My life would be considerably simpler if I took a full-time job. It’s fair to occasionally reassess why I’m subjecting myself (and my partner) to a risky, stressful bet. At the core of that question lies another. Beyond meeting basic needs - something I’m fortunate to be able to achieve with most of my career options - what am I really looking for out of my work and career?
Gorillas wasn’t the most important mission - delivering groceries is less critical than, say, crafting and implementing a digital strategy at The New York Times. But I can safely say I helped shape Gorillas, a feeling I did not have at The New York Times (or BCG, for that matter). Perhaps I was too junior to make that type of lasting impact, but I’m also too impatient to wait to be in a position to do so.
Recently, Getir announced the company was exiting all markets outside of Turkey. Having previously bought Gorillas, Getir’s withdrawal also signaled the end of the Gorillas brand, which was still operating in Germany. It also meant that the impact of the work I did for Gorillas - across Germany, the Netherlands, the UK, France, and the US - had ended.
Which leaves an interesting paradox to consider: on the one hand, I played a major role in shaping Gorillas, in helping serve customers across several countries for many years. On the other hand, it doesn’t exist anymore: nobody else will be served by the work I did.
Of course, very few companies get to serve customers over a long time period. Half of all businesses (not just venture-backed ones) fail within five years. The stark reality of business failure has almost flipped the equation: while the north star may be to build something lasting, it’s likely that the current effort won’t be the career-defining one. In other words, much of the work we do over our career is necessarily finite.
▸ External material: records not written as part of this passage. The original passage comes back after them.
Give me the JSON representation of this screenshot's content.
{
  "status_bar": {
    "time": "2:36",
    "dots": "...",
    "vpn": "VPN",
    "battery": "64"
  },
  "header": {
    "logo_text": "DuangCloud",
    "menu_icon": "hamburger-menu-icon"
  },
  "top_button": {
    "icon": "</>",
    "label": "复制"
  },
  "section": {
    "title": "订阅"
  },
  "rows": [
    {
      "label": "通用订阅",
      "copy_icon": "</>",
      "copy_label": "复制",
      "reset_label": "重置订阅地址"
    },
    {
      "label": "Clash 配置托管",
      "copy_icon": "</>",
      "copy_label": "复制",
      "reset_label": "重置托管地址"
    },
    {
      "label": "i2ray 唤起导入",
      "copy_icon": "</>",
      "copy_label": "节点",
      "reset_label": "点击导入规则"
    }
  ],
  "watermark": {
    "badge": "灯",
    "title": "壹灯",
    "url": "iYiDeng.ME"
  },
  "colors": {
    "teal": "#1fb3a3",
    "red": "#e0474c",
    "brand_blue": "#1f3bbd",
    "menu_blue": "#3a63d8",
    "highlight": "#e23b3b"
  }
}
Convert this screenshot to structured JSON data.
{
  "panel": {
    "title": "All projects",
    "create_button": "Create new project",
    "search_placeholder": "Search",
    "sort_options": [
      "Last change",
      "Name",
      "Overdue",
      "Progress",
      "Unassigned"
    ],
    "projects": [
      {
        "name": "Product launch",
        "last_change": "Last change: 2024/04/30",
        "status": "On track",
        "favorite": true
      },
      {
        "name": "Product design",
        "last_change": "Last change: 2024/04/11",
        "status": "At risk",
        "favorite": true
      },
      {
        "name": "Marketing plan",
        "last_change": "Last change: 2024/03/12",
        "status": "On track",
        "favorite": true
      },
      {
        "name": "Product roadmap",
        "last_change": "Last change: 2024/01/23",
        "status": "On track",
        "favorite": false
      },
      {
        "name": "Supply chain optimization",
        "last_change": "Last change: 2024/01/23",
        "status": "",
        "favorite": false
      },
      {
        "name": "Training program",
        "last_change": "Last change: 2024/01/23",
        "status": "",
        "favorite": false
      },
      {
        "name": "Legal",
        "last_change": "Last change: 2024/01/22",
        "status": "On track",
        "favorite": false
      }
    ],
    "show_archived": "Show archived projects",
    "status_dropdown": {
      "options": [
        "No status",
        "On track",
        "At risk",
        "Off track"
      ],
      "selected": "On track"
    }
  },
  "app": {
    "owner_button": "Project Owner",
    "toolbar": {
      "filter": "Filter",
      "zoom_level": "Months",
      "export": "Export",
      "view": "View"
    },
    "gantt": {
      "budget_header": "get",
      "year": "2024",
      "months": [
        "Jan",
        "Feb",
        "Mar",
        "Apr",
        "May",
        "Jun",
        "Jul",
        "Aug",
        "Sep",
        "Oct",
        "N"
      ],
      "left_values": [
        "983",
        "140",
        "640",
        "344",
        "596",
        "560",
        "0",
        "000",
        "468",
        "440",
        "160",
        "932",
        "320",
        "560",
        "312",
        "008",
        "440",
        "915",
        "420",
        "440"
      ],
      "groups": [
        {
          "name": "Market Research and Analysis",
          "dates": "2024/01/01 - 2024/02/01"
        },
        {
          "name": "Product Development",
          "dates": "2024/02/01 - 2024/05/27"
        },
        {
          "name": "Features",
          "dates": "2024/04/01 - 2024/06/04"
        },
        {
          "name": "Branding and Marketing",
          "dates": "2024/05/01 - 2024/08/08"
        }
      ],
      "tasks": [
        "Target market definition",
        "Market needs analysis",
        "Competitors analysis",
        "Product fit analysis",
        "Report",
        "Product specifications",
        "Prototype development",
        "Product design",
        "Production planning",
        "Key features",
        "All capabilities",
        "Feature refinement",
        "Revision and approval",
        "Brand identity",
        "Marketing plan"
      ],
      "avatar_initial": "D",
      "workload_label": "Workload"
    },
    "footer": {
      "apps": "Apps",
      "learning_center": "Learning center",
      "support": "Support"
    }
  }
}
Founders - especially first-time founders - have a hard time recognizing this reality. Many completely realign their identity with their startup’s. I did something similar at Gorillas, but I found out what nearly everyone does at some point: my career will be much longer than I may fully realize right now.
For founders, company obsession is a requisite (though not sufficient) condition for success. Their entire mental energy can and should be devoted to helping their startup win. But in their financial life, founders should strive to be more objective, which requires temporarily decoupling from their startup. They should view their wealth - mostly the equity they’ve accrued in their startup - something closer to an investment decision.
In my last post, I talked deeply about the problem I want to solve: Founders deserve more options to manage their wealth in a way that aligns with their financial goals. I’m now sharing a bit on the solution: a way for founders to take more control of their financial lives and prepare themselves for the volatility and uncertainty of the venture capital power law. Founders are the engine of entrepreneurship but are shut out from participating in the broader value generated by the venture asset class. We’re changing that.
And by meandering from my initial question to the mission of our startup, I’ve also indirectly provided an answer: Like every founder, I want to tackle a problem that matters in a way I’m positioned to solve. The opportunity to help other founders makes the risk and stress feel worth it.